The emotional distress was one that was felt by heavenly bodies and beings
and aliens from far away as the discord of the terrible distress could not
be understood.
That when my turn came and I was also sent to BOARDING SCHOOL - I know now
why Brian is lost somewhere - that his spirit - his soul - is crucified
somewhere in the total insanity and darkness of the horror of the cruelty of
parents in the human existence.
Times I have spent in the night in dark caves with a match to try to light
the darkness in his heart - in his soul - to find him again in his mind of
complete insanity.
"Can anyone find Brian?
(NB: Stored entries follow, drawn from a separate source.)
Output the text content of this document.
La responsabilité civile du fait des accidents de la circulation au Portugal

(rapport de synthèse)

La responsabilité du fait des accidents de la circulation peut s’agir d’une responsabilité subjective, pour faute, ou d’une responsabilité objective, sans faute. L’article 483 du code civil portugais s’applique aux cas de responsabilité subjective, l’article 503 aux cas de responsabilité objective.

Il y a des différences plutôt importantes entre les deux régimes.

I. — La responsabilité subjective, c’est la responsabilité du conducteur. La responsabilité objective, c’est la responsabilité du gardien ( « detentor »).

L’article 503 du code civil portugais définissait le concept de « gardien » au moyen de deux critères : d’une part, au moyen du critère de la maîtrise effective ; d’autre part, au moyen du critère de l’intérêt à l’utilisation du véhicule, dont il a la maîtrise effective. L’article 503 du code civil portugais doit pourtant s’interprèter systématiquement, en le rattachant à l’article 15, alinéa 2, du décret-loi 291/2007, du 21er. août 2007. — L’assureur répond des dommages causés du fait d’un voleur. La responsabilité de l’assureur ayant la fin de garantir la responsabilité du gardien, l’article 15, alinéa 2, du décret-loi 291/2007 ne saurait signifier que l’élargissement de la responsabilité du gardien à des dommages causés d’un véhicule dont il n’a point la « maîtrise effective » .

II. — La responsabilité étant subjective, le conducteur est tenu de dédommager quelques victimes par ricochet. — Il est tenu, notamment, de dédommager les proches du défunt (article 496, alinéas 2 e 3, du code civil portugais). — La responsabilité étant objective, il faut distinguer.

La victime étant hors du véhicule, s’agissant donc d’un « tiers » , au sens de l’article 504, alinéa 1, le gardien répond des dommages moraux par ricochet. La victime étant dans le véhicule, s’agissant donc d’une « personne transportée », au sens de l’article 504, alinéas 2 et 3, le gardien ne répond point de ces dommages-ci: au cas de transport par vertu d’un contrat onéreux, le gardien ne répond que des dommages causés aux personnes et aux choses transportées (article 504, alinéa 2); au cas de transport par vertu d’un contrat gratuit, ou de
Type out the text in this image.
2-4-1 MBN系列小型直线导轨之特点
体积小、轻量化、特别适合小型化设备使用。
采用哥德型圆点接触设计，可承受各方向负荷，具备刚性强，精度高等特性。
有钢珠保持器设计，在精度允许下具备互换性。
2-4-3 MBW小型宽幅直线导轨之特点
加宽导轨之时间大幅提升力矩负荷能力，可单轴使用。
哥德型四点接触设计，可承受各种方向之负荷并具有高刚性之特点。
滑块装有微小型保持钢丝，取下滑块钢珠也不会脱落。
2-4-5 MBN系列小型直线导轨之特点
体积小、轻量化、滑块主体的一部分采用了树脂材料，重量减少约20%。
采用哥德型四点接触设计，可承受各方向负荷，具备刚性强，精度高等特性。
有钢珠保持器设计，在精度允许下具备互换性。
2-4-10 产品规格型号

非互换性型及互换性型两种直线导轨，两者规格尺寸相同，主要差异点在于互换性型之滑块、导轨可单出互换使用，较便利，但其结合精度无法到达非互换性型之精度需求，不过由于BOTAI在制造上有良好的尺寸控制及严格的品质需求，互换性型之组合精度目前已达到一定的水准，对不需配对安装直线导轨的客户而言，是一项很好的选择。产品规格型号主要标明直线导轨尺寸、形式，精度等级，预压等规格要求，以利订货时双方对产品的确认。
Can anyone find my brother?"
Even THE BORG do not want to know of his pain.
"It would be too much to bear" they say "and we only wish to know your pain
as you are one of us."
"His pain crucified us" others say as they talk of the piercing anguish
where somehow heavenly bodies and beings and others felt this grief - this
horrible sadness - this utmost cruelty on a small boy and alone in the
darkness I know that somewhere that little boy still lives.
"Can anyone find Brian?"
"Can anyone understand that kind of pain?" they say.
And I watch him - completely insane - no one there - a body of insanity
where like a computer he sings the songs of insane waves that carry him la
de da de da de da - does it go like this does it go like that - trying so
so hard to remember what it was like to be happy.